Buying a Bichon From a Petstore
Most local and online pet stores use puppy mills and backyard (irresponsible) breeders. You should avoid pet stores at all costs. I understand that it can be cheaper but have you ever asked yourself why?
A large-scale breeding operation, such as a puppy mill, can produce hundreds of puppies in a short period. Treating dogs as a large-scale, capitalistic, type of business, has a cost associated with it.

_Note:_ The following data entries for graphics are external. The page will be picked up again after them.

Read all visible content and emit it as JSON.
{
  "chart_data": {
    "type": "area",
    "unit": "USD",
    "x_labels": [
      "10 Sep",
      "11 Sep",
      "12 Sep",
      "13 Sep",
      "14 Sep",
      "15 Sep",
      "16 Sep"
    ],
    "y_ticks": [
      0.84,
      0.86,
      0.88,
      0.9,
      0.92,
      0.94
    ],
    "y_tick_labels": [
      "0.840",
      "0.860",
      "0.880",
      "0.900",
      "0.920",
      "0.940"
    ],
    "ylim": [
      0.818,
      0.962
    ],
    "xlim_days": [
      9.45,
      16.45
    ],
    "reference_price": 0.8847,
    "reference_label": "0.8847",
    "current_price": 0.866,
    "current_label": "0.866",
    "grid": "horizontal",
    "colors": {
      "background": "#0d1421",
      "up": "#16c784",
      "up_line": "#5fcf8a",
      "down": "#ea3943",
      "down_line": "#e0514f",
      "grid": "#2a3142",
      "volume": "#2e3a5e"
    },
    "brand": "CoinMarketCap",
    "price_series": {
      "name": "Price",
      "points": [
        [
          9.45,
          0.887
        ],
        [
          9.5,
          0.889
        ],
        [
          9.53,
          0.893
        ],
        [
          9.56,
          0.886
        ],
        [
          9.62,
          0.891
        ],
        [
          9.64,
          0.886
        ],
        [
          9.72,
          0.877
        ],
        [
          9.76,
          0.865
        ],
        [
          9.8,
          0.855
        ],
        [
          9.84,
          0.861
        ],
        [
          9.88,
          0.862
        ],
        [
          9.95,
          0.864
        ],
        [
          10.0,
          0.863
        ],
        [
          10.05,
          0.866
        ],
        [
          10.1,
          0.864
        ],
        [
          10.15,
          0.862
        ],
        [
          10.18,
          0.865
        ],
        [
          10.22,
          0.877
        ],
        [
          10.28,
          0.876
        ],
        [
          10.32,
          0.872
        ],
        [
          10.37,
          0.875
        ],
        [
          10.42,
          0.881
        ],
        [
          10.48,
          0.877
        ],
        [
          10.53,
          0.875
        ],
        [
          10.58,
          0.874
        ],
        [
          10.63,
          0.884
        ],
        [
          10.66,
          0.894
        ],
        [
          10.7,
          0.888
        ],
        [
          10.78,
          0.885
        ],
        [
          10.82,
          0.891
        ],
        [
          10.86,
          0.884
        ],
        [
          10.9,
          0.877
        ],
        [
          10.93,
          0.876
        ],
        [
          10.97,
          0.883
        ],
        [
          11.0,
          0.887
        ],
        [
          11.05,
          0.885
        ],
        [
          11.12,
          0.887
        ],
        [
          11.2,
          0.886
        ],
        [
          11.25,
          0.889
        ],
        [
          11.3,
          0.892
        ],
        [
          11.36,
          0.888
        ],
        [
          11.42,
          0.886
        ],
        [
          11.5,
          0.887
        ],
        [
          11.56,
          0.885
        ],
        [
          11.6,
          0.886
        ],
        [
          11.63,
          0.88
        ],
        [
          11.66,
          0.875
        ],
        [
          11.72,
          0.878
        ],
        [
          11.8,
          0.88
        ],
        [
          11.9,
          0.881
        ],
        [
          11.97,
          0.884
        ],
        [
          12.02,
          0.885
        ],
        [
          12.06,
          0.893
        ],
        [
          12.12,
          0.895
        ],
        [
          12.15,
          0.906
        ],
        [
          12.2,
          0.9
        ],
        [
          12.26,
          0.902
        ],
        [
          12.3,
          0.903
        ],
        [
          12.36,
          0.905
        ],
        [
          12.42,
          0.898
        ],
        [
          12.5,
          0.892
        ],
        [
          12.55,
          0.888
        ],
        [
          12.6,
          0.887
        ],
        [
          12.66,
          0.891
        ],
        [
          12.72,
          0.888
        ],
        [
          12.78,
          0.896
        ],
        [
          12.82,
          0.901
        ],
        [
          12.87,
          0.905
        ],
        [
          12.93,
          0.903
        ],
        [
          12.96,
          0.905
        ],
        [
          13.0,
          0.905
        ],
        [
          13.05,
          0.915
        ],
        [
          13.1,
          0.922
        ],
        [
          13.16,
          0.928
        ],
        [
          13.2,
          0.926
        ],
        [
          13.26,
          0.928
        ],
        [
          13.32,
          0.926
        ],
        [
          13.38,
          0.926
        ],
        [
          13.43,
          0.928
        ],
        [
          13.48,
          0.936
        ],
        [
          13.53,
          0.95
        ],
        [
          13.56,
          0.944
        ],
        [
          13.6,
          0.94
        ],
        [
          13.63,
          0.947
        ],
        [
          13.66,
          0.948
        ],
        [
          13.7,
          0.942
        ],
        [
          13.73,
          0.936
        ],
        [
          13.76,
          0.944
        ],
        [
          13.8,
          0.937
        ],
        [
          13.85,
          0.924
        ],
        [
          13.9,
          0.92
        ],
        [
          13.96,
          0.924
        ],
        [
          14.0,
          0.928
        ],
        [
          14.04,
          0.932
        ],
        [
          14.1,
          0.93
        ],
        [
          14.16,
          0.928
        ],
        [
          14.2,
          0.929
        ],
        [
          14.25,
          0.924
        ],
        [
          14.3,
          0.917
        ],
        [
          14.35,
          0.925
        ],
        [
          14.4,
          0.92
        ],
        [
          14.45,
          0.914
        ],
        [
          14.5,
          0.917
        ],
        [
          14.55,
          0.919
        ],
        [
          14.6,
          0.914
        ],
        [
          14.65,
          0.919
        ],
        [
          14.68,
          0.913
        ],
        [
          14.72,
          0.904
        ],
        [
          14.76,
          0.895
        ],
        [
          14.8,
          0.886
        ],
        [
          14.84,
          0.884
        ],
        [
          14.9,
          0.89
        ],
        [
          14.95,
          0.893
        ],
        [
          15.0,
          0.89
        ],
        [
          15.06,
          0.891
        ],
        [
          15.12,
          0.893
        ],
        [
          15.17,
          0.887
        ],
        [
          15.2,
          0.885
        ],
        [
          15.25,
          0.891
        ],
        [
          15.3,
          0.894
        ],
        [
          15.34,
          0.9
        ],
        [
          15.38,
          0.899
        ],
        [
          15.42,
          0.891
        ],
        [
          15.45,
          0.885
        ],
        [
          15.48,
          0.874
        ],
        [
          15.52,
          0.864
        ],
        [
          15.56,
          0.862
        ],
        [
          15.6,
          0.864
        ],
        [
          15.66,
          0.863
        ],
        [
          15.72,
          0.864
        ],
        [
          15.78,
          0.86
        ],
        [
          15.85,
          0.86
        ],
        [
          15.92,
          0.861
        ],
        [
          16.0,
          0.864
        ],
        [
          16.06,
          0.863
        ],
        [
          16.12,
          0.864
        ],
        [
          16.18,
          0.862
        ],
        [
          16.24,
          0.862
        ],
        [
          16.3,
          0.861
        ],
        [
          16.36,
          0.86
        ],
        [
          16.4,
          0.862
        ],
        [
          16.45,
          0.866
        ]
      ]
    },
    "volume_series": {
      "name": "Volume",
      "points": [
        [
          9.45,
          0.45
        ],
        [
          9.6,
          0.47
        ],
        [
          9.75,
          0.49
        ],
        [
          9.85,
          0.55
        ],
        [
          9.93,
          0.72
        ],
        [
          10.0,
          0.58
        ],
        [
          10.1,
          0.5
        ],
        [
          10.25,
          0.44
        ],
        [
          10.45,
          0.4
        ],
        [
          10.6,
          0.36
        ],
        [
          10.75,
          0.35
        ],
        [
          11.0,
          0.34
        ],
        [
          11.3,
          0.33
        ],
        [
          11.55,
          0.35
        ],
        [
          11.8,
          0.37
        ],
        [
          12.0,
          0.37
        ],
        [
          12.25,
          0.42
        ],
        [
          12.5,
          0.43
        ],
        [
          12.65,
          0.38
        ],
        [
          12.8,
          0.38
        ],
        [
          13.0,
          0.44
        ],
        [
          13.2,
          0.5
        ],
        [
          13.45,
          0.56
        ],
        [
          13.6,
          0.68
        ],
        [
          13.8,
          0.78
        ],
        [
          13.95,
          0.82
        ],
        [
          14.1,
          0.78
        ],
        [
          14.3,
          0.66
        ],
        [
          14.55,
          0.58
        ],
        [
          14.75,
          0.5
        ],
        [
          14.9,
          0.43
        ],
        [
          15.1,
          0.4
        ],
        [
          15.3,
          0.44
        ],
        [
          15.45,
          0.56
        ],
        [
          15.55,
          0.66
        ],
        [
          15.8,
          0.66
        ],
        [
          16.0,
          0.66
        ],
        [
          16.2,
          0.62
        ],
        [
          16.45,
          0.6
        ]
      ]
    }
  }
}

Many times, the dams and sirs live in deplorable conditions, aren’t treated for health problems, and the owners do not care about the standard of the breed. They keep very few ancestry records if any. They have many breeds at their facility and are only concerned about profit because they treat it like a business.
With that said, if you do use a pet store you’ll often pay about the same amount as from a non-AKC breeder, maybe $100-$200 less. If you do your research, there is a good chance you can find a breeder that charges a similar amount in your area.
Costs Associated With Owning A Bichon
Now that you have a Bichon in mind what other stuff will you have to pay for? When you bring it home you have to have food and many other necessities. If you are a first-time dog owner and don’t already own these things you will have to buy them.
To be financially prepared for owning a dog you should budget around $1000 for expenses for the first month. If you already own basic dogs supplied then some expenses you won’t have to worry about.
$500 should be on hand if your puppy has an emergency. This happens more frequently than you might think. Especially with adopted Bichons and Bichons from pet stores.
I had an adopted puppy that had major health issues. I didn’t find out about them until the 3rd week of bringing him home. I was already attached to him, so I had to shell out an additional $500 for an emergency vet visit in the middle of the night.
Bichon Frise Expense List
These are most of the things you will need to get before you bring your Bichon home. It’s wise to get them in advance. A site like Amazon or Chewy will give you the best deals.
|Lower End||Higher End|
|1st month of food||$40||$75|
|Potty Training Pads||$10||$15|
|Flea & Tick Treatment||$45||$60|
|Plastic Poop bags||$5||$5|
|Lower End Cost||Higher End Cost|
So, how much does a Bichon Frise cost? Hopefully, by now you understand that there are more expenses involved than just the initial purchase. You will have to set aside a budget each month for his expenses.